Chattanooga police Chief Bobby Dodd said the installation of the boxes has taken years to come to life.
"The program never came to fruition due to grant fund shortages. There was later a discussion to place them at surrounding private drugstores to allow customers to drop off old prescriptions when they pick up their new ones," Dodd said. "This idea did not meet standards, because they have to be monitored by law enforcement and the drugs have to be destroyed within Drug Enforcement Administration guidelines and at a DEA-approved facility."
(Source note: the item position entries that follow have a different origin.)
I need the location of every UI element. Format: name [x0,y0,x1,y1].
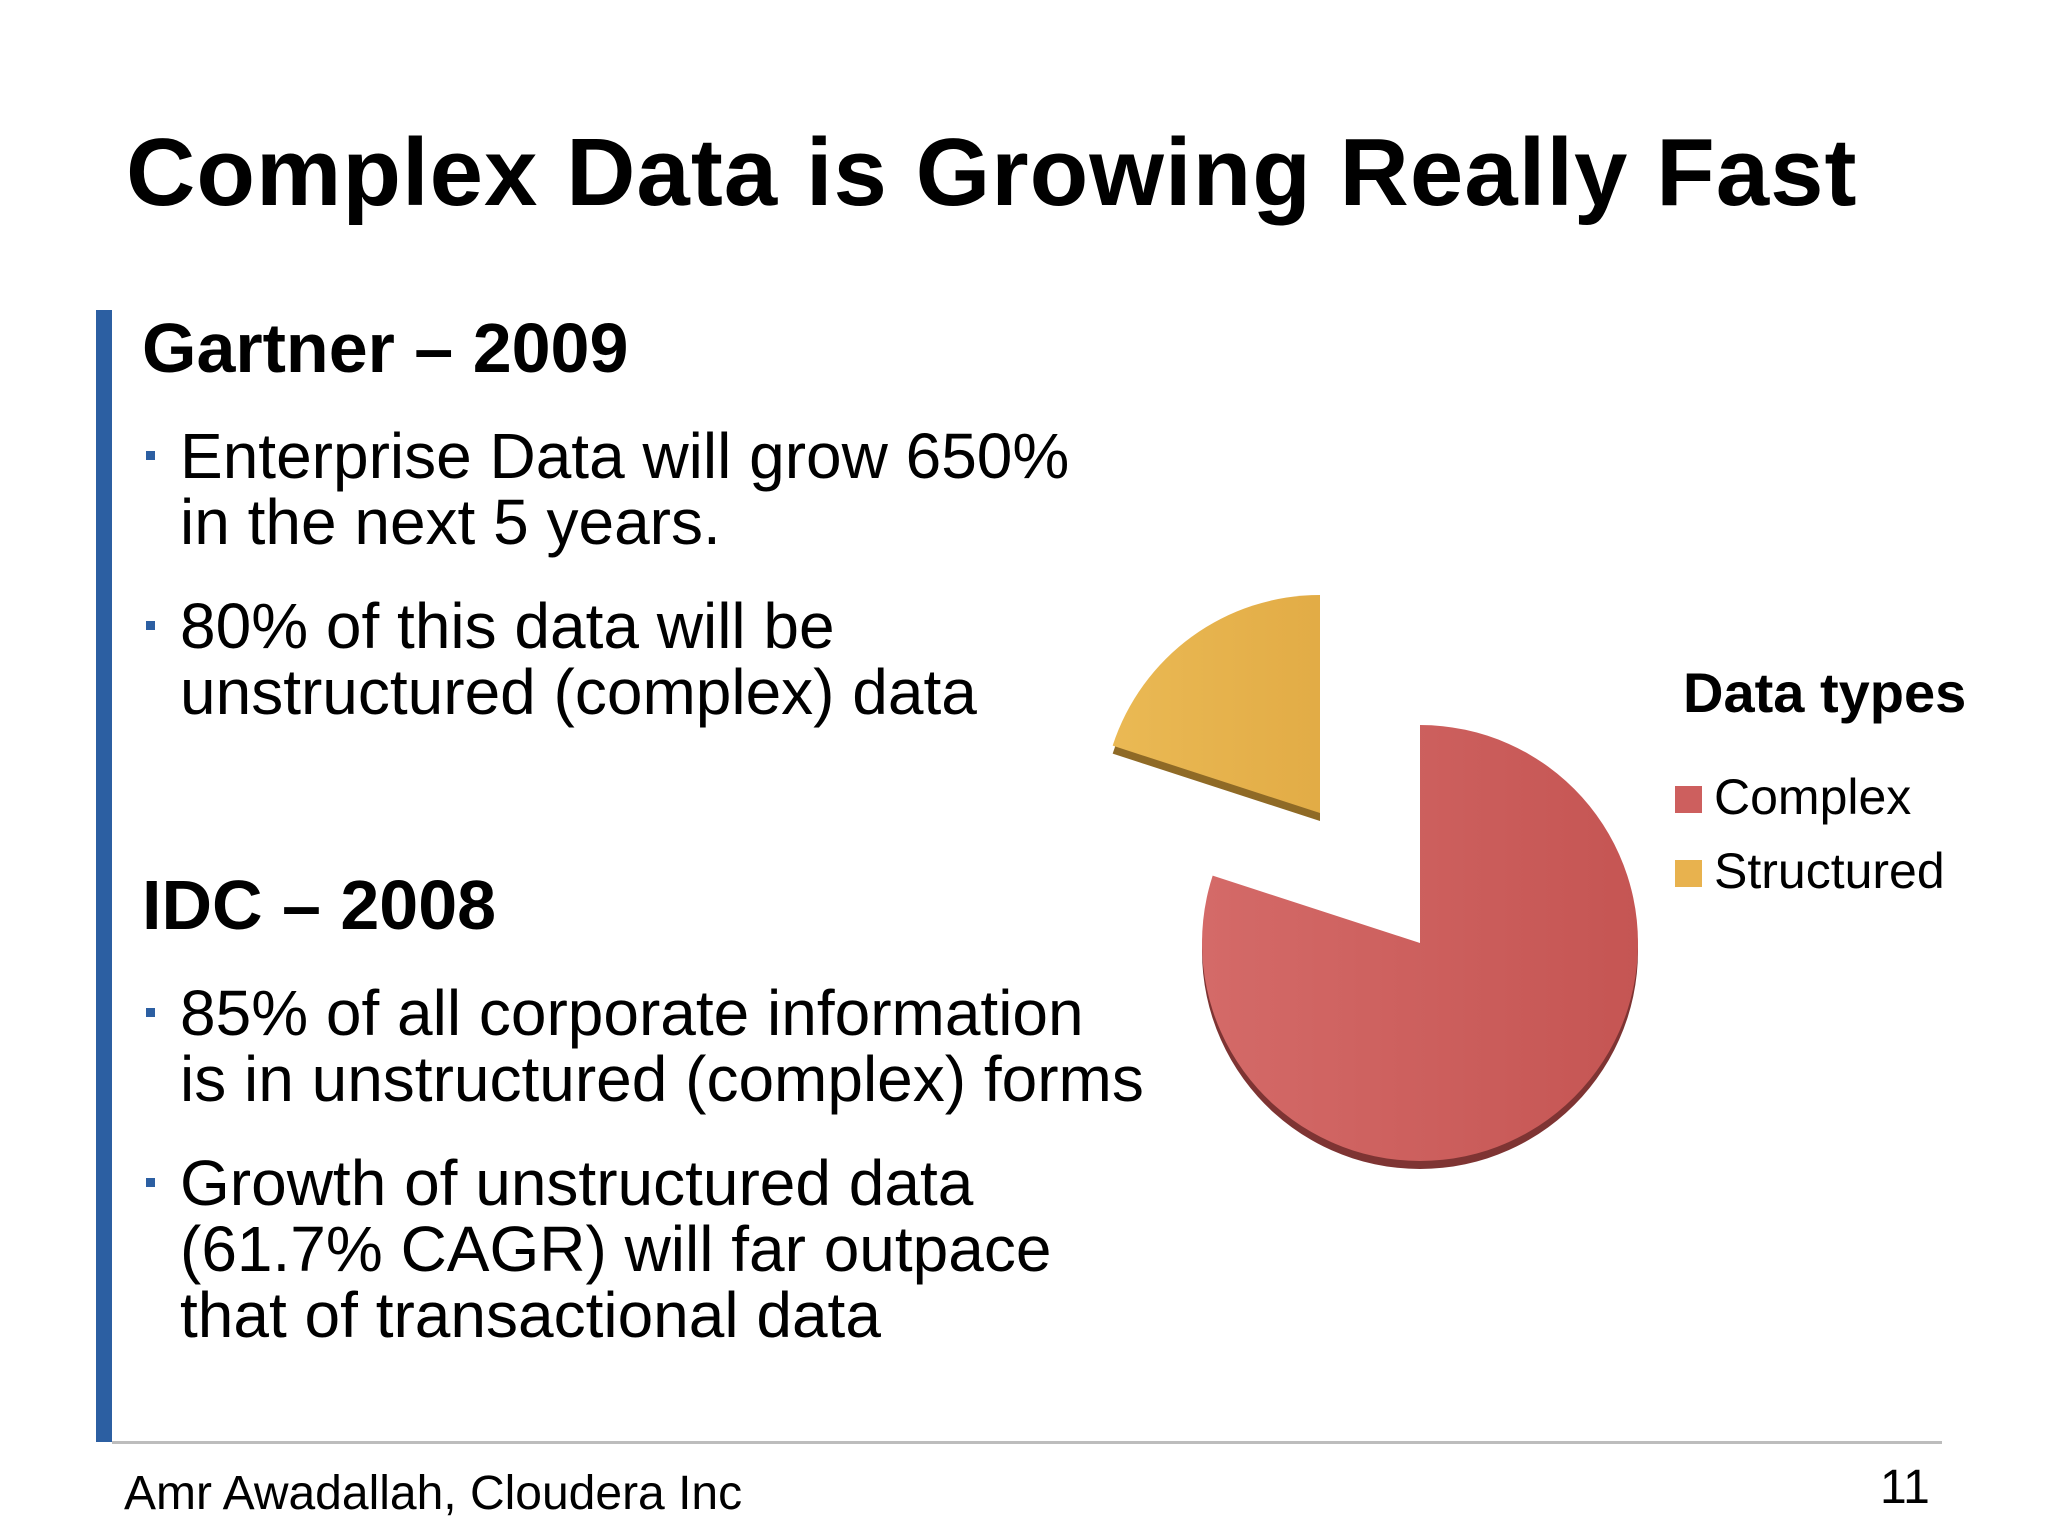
bullet-line: 85% of all corporate information [180,977,1084,1049]
pie-slice-structured [1112,595,1320,813]
page-number: 11 [1880,1461,1930,1514]
bullet-line: unstructured (complex) data [180,656,977,728]
section-heading-idc: IDC – 2008 [142,866,497,944]
bullet-line: Enterprise Data will grow 650% [180,420,1070,492]
pie-slices [1112,595,1638,1169]
bullet-line: is in unstructured (complex) forms [180,1043,1144,1115]
bullet-marker [146,1008,155,1017]
legend-label-structured: Structured [1714,843,1945,899]
bullet-text: 80% of this data will be unstructured (c… [180,593,1242,725]
bullet-marker [146,451,155,460]
pie-slice-complex [1202,725,1638,1161]
section-heading-gartner: Gartner – 2009 [142,309,629,387]
bullet-line: in the next 5 years. [180,486,721,558]
footer-author: Amr Awadallah, Cloudera Inc [124,1467,743,1520]
legend-title: Data types [1683,661,1967,724]
legend-item-structured: Structured [1675,842,1945,900]
bullet-line: 80% of this data will be [180,590,835,662]
data-types-pie-chart [1112,595,1638,1169]
bullet-text: Enterprise Data will grow 650% in the ne… [180,423,1242,555]
bullet-marker [146,621,155,630]
bullet-line: that of transactional data [180,1279,881,1351]
legend-label-complex: Complex [1714,769,1912,825]
bullet-item: Enterprise Data will grow 650% in the ne… [142,423,1242,555]
bullet-marker [146,1178,155,1187]
bullet-item: Growth of unstructured data (61.7% CAGR)… [142,1150,1242,1348]
bullet-text: 85% of all corporate information is in u… [180,980,1242,1112]
legend-item-complex: Complex [1675,768,1911,826]
bullet-text: Growth of unstructured data (61.7% CAGR)… [180,1150,1242,1348]
slide-title: Complex Data is Growing Really Fast [126,119,1858,226]
footer-divider [112,1441,1942,1444]
bullet-line: Growth of unstructured data [180,1147,974,1219]
bullet-item: 80% of this data will be unstructured (c… [142,593,1242,725]
accent-bar [96,310,112,1442]
legend-swatch-structured [1675,860,1702,887]
bullet-item: 85% of all corporate information is in u… [142,980,1242,1112]
bullet-line: (61.7% CAGR) will far outpace [180,1213,1052,1285]
legend-swatch-complex [1675,786,1702,813]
Since 2009, the police department has focused on take-back days with the hope of installing boxes, Dodd said. More than 2,000 pounds of drugs have been collected at the events over the years. The city used to pay to destroy the drugs in an incinerator.
The department will feature a disposal box at its property and evidence room in a move tentatively scheduled to begin Nov. 1.
The Tennessee Department of Environment and Conservation stepped up to donate the boxes that will be placed at local law enforcement agencies including the police department and sheriff's office. Plans are under way to set up boxes at police agencies in Red Bank, East Ridge and Collegedale.
"The improper disposal of pharmaceuticals can get into the water systems and impair our waters. So, by properly disposing of them, we're not polluting the water as much," said Tyler Jeffrey, external affairs director for the state Department of Environment and Conservation. "This is a great way to take back any unwanted, expired or unused medicines in convenient locations in Hamilton County."
The state agency has helped set up more than 70 collection boxes in more than 40 counties, Jeffrey said.
The Hamilton County Coalition, a local nonprofit organization that focuses on alcohol abuse, misuse of tobacco products and prescription drug abuse, provided the labeling for the boxes.
"These drug drop boxes, in my opinion, are a new public safety tool, protecting our youth and young adults from the harms of old and new prescription drugs that are unsupervised," said Hugh Reece, a member of the coalition.
Lowery said the drug disposal boxes will be frequently emptied. Until the boxes were installed, residents had to rely on catching a drug take-back day.
"The pharmacies will not take them. The hospitals will not take them. And that's when we started talking about this," said Lowery, who noted the sheriff's office began discussing the boxes six months ago. "Before this was in place, there was no place to take them."
Both the sheriff's office and police department will have the drugs destroyed by the DEA.
Anita Bertrand, coalition manager for the Tennessee Recovery Project for the Department of Mental Health and Substance Abuse Services, said she thinks the increased effort to get people to properly dispose of unwanted medications will help lessen prescription drug abuse.
"We're often seeing young people who are selling drugs or using drugs are actually taking things out of the medicine cabinet at home," she said. "This is a way for parents to get rid of medications before anyone else can do anything with them."